The paper evidence mainly covers language condition manipulation benchmark and controlled real desktop tasks. It has not yet been proven that it is suitable for long-term mobile operations, complex force-controlled assembly, high-speed dynamic operations, open environment safety constraints, or no robot form. Real hardware uses UR5e + dexterous hand + RGB-D/static camera; action tokenizer, chunk, camera views and controller may need to be retuned when changing to other embodiments.

8. Reproducibility Audit

recurring elementsInformation given in the paper/projectAudit status
Source code and diagramsarXiv provides LaTeX source code, and all figures are independent PDFs; this report has been converted to PNG.Checkable
codeThe official GitHub is available on the project page: OpenHelix-Team/UD-VLA. Found
CheckpointCALVIN ABCD-D Hugging Face checkpoint is available on the project page: UD-VLA_CALVIN_ABCD_D. Found
Benchmark protocolThe tasks, rollout and indicators of CALVIN, LIBERO and SimplerEnv are given in the main text; the baselines are introduced item by item in the appendix.more complete
training detailsInformation such as action chunk, number of GPUs, training duration, real experimental batch/lr/weight decay and other information are given.There are local inconsistencies and code verification is required.

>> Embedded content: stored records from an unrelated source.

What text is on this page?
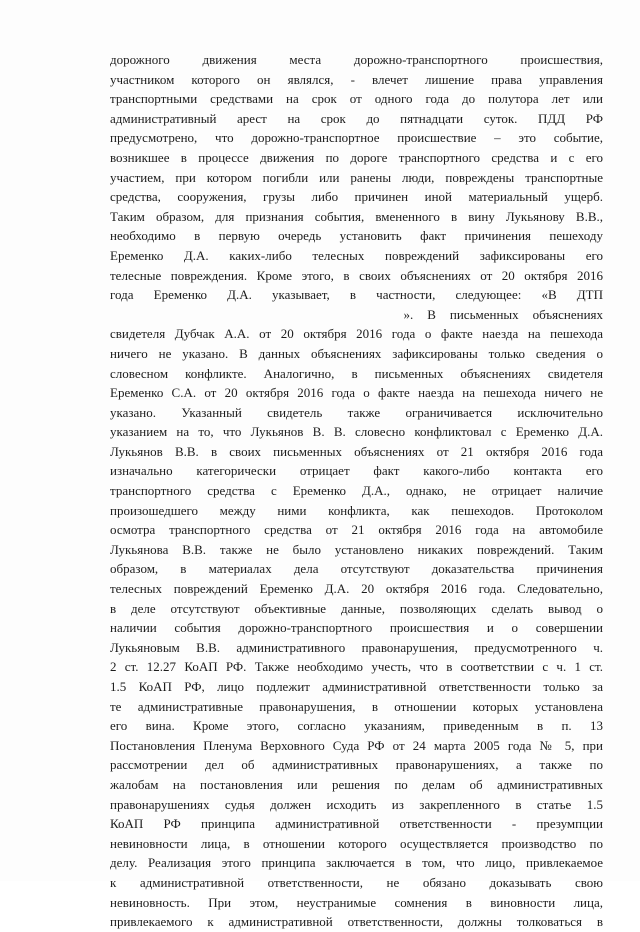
дорожного движения места дорожно-транспортного происшествия,
участником которого он являлся, - влечет лишение права управления
транспортными средствами на срок от одного года до полутора лет или
административный арест на срок до пятнадцати суток. ПДД РФ
предусмотрено, что дорожно-транспортное происшествие – это событие,
возникшее в процессе движения по дороге транспортного средства и с его
участием, при котором погибли или ранены люди, повреждены транспортные
средства, сооружения, грузы либо причинен иной материальный ущерб.
Таким образом, для признания события, вмененного в вину Лукьянову В.В.,
необходимо в первую очередь установить факт причинения пешеходу
Еременко Д.А. каких-либо телесных повреждений зафиксированы его
телесные повреждения. Кроме этого, в своих объяснениях от 20 октября 2016
года Еременко Д.А. указывает, в частности, следующее: «В ДТП
».  В  письменных  объяснениях
свидетеля Дубчак А.А. от 20 октября 2016 года о факте наезда на пешехода
ничего не указано. В данных объяснениях зафиксированы только сведения о
словесном конфликте. Аналогично, в письменных объяснениях свидетеля
Еременко С.А. от 20 октября 2016 года о факте наезда на пешехода ничего не
указано. Указанный свидетель также ограничивается исключительно
указанием на то, что Лукьянов В. В. словесно конфликтовал с Еременко Д.А.
Лукьянов В.В. в своих письменных объяснениях от 21 октября 2016 года
изначально категорически отрицает факт какого-либо контакта его
транспортного средства с Еременко Д.А., однако, не отрицает наличие
произошедшего между ними конфликта, как пешеходов. Протоколом
осмотра транспортного средства от 21 октября 2016 года на автомобиле
Лукьянова В.В. также не было установлено никаких повреждений. Таким
образом, в материалах дела отсутствуют доказательства причинения
телесных повреждений Еременко Д.А. 20 октября 2016 года. Следовательно,
в деле отсутствуют объективные данные, позволяющих сделать вывод о
наличии события дорожно-транспортного происшествия и о совершении
Лукьяновым В.В. административного правонарушения, предусмотренного ч.
2 ст. 12.27 КоАП РФ. Также необходимо учесть, что в соответствии с ч. 1 ст.
1.5 КоАП РФ, лицо подлежит административной ответственности только за
те административные правонарушения, в отношении которых установлена
его вина. Кроме этого, согласно указаниям, приведенным в п. 13
Постановления Пленума Верховного Суда РФ от 24 марта 2005 года № 5, при
рассмотрении дел об административных правонарушениях, а также по
жалобам на постановления или решения по делам об административных
правонарушениях судья должен исходить из закрепленного в статье 1.5
КоАП РФ принципа административной ответственности - презумпции
невиновности лица, в отношении которого осуществляется производство по
делу. Реализация этого принципа заключается в том, что лицо, привлекаемое
к административной ответственности, не обязано доказывать свою
невиновность. При этом, неустранимые сомнения в виновности лица,
привлекаемого к административной ответственности, должны толковаться в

method formulaJD3P forward mask noising, reverse factorization, masked CE loss, confidence-guided decoding formulas are complete.more complete
real dataThe real experiment uses 600+ self-collected trajectories; the paper does not specify public downloading.Real experiments are difficult to completely reproduce
The report covers self-test: Abstract, Introduction, Related Works, Methods, Experiments, Conclusion, Acknowledgment, Reproducibility statement, and Appendix A-G have all been covered; loss, training, real-world setup/tasks, baselines, and visualization in the Appendix have been integrated into the corresponding chapters.